But uncomforted pain can leave a wound for a lifetime. No matter how well your earthly father may have provided for you, even if you lived in a large home, wore the nicest clothing, and ate the best food, if you didn’t feel protected, comforted, or safe in his presence, you may never feel safe anywhere else in your life. If the wounds of your childhood were left uncomforted by your earthly father, you may never feel comforted in God’s presence. And you may spend your entire life looking for a place of safety and belonging, longing for a home.
Click to Tweet
At CIA headquarters in Langley, one of the newest artifacts in the agency’s private museum is a message from a father to his 3-year-old son. The gold-embossed letterhead features a swastika and the name Adolf Hitler.
“Dear Dennis,” the seven-sentence letter begins. “The man who might have written on this card once controlled Europe — three short years ago when you were born. Today he is dead, his memory despised, his country in ruins.”

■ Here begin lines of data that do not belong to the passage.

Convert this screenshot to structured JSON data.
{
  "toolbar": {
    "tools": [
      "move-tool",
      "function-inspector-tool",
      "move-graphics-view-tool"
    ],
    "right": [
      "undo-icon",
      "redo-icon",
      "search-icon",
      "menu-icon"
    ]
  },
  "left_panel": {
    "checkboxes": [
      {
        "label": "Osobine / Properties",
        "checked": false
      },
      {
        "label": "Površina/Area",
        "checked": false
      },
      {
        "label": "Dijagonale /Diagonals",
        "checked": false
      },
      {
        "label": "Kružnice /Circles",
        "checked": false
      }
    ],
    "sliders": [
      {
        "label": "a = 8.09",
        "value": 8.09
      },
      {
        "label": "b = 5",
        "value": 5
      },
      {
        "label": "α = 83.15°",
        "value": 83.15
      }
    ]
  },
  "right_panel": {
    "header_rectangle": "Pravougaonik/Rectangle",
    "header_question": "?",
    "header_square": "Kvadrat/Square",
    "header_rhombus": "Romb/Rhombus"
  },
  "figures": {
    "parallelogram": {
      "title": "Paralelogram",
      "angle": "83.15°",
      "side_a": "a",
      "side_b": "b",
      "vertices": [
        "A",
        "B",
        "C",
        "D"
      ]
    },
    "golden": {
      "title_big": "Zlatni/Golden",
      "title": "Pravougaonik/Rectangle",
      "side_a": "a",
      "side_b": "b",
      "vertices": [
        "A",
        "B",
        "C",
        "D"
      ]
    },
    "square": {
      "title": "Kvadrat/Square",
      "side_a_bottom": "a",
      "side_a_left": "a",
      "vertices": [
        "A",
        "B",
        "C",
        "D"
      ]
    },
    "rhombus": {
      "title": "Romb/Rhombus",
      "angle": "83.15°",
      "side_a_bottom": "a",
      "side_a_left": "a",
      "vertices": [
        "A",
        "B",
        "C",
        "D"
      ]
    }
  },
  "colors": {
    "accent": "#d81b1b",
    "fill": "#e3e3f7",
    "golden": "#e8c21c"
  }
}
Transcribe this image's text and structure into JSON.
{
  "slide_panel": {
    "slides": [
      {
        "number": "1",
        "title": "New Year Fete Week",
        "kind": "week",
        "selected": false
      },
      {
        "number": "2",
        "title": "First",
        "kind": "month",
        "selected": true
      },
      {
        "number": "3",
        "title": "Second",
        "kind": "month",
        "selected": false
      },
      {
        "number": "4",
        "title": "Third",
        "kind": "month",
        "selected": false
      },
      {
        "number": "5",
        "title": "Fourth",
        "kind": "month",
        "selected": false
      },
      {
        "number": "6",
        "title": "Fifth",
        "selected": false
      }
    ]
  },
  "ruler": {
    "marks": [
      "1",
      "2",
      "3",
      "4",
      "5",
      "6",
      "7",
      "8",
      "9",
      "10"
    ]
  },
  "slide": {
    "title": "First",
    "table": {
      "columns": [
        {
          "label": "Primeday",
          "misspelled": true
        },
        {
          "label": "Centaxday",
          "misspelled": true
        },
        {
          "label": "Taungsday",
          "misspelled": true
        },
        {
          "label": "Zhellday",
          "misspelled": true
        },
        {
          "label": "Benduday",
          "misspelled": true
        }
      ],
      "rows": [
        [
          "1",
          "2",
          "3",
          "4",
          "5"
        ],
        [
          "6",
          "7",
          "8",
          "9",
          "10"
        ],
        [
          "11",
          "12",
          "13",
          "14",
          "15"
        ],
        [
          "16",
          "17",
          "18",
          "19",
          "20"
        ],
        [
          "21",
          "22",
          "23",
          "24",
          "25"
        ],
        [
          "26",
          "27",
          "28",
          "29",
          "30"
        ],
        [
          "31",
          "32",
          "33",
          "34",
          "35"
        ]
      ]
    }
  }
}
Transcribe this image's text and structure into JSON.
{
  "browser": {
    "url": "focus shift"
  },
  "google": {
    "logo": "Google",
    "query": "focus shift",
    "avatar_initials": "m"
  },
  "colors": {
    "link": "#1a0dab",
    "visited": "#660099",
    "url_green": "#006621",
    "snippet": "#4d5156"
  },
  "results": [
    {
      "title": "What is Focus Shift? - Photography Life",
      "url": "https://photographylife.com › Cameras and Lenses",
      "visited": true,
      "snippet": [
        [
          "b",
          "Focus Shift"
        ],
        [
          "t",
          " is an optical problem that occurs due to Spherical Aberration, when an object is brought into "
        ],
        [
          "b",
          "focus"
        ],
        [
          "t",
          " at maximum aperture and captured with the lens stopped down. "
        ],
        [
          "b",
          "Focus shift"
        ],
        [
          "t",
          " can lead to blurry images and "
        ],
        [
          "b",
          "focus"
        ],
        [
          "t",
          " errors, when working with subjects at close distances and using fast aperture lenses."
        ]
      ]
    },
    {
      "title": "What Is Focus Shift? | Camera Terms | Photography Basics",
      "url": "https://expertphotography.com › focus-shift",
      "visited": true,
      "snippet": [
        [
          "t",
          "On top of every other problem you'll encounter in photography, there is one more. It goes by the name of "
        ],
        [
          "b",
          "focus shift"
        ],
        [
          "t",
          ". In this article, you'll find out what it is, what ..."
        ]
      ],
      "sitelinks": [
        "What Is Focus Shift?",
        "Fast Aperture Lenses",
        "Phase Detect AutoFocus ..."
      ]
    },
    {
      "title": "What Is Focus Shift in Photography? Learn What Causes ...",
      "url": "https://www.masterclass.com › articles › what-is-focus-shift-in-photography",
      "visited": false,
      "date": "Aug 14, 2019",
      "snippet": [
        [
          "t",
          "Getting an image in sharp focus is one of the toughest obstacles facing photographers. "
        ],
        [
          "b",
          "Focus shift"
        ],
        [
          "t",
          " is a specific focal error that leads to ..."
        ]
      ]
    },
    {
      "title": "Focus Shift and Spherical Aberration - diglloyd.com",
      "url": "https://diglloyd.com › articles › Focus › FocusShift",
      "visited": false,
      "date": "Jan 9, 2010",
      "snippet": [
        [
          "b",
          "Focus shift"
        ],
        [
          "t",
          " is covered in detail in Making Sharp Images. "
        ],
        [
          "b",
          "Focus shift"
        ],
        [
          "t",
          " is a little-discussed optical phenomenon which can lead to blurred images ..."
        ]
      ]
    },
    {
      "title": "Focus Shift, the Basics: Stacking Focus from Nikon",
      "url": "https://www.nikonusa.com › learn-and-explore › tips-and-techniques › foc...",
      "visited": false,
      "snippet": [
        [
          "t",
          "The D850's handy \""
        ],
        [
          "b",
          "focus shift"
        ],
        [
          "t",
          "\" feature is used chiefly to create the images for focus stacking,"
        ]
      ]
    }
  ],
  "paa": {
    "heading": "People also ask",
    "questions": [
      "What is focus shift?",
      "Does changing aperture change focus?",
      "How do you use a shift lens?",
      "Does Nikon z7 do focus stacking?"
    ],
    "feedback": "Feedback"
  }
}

Dennis is Dennis Helms, now a 69-year-old intellectual-property lawyer in New Jersey. The letter writer was his father, Richard Helms, the CIA director during the Vietnam War and Watergate eras, who died in 2002. Right after Germany’s surrender, Lt. Helms, an intelligence operative, sneaked into Hitler’s chancellery in Berlin and pilfered the Fuehrer’s stationery. He dated the letter “V-E day” for May 8, 1945.
In particular, Dennis loves the letter’s ending. His father signed off with a term that he rarely used for himself.
“The price of ridding society of bad is always high. Love, Daddy.”
Now there is a picture of the Gospel.